Hobbes: Real when nobody is around or just imagined to real by Calvin?

I refuse to believe that G-d plays dice. :slight_smile:

Well it’s fiction of course, so interpretation is subjective. But if a six year old had an imaginary friend who consistently displayed far more intelligence and maturity than the kid had ever revealed -even once- I’d wonder what was up.

There was an old kids show made by the Lutheran church called Davey and Goliath: nobody other than Davey and the audience heard his dog Goliath talk. I suppose Goliath might be a product of Davey’s imagination - or rather his conscience - but I’d rather think of him as an anthropomorphic talking conscience disguised as a dog.
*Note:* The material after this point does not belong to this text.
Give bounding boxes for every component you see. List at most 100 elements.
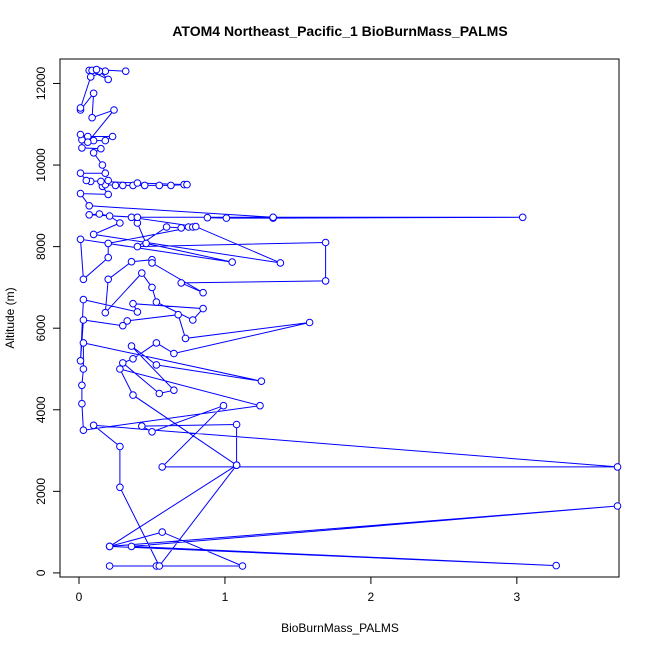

More ambiguity in that case though, IMHO.

I didn’t read all of the answers because the answer is clear: Hobbes is real. At least to me and Calvin. YMMV.

Yep.

I want to see proof that Hobbes is smarter than Calvin. First off, Calvin is pretty dadblasted smart, commenting on things he shouldn’t know at his age. Secondly, I mostly remember Hobbes sounding smart but being hilariously wrong.

Big T, I seem to remember that too. Was he trolling? Memory is fuzzy, but I seem to remember him being honestly wrong, but often trying to cover it up. I think Calvin was definitely smarter.

Well, that’s kinda the point of the thread - the answer is NOT clear. By skipping everyone else’s answers you miss some interesting theory and observation. I still believe he is imaginary, but I appreciate the subtle ambiguity of the strip.

To me, the strip is about an incredibly bright kid with a big imagination. If others believe it is a strip about a kid with a Phouka, well it works that way, too.

It’s like, is Mr Ed a funny show about a smart aleky talking horse, or a depressing show about a guy with untreated schizophrenia? Does Jon know what Garfield is thinking, or is it all coincidence?

Mars is amaaaazing…

:slight_smile:

RE: The OP

It doesn’t matter. The cartoon is written from Calvin’s point of view, so real or not, Hobbes is real to him.

But does he play Calvinball?

She makes up the rules to everything as She goes along.

My original comment actually mentioned this. The problem with any evidence that Hobbes is “real” is that we see everything through Calvin’s eyes. Anything that could prove Hobbes is real could also be imaginary.

The sole exception is if Hobbes can actually be shown to be smarter than Calvin. That’s the only way we can tell if Hobbes has an existence outside of Calvin’s mind (which is what I assume “real” means in the context of this thread.) And even that’s based on the idea that Calvin doesn’t sometimes choose to believe against what he actually knows.

I’m actually leaning towards him not being real, because every work I can think of that has phoocas* explicitly states the folklore. And there is an assumption that a work is like reality except where explicitly contradicted. Thus, by leaving it up to the audience, Waterson inadvertently defaulted to Hobbes’s existence being purely in Calvin’s imagination.

The good-natured “debate” in this thread says a lot about the brilliance of Watterson’s strip.
Sez me.

Who ate the cookies? Not Susie, not Calvin. Is then, Susie Derkins bunny real?

Example, Hobbes on imaginary numbers.

Yes, but Calvin’s folks find him (tied up in the chair for example) after the fact. There are more things in heaven and earth, Horatio, Than are dreamt of in your philosophy…

Hobbes said that Mr. Bun was comatose.

To tell the truth, my initial reading was that it was Calvin. The idea of it being Hobbes didn’t cross my mind until this thread. That third panel is ambiguous, both on where Calvin is standing and on whether Suzie handed Hobbes to him or if Calvin went and got him.

I assumed he went and got him, and then used the whole kissing thing as a distraction as he stole the cookies. I admit that’s more in character for Dennis the Menace than Calvin, though, so it’s a bit unsatisfying. But it does fit Hobbes’s character, and if Hobbes is completely imaginary, then that means his character is also a part of Calvin’s.

Plus, as I said, since we see the whole comic through Calvin’s eyes, it’s possible that Suzie’s line was also imaginary, what Calvin thinks would have happened if Hobbes were real. This might seem too complicated, but we have to realize the that author stated he made it ambiguous, and it wouldn’t be any ambiguity if there’s any actual proof one way or the other.

Of course, there’s always the option that he was not actually saying it was ambiguous–I don’t know the exact words he said. Perhaps he made Hobbes real but wanted people to have to find that out for themselves. All I can say to that theory is that it isn’t how I’ve seen that work in any other story with magical creatures.

Calvin sneakily scrambled the cookies into his pockets at some point during the interaction. I think that is the joke of the strip, that even though he appears nice to Susie for once (and is), he still took the cookies.

When no one’s around Calvin imagines Hobbes is a real tiger, but he’s actually Tyler Durden.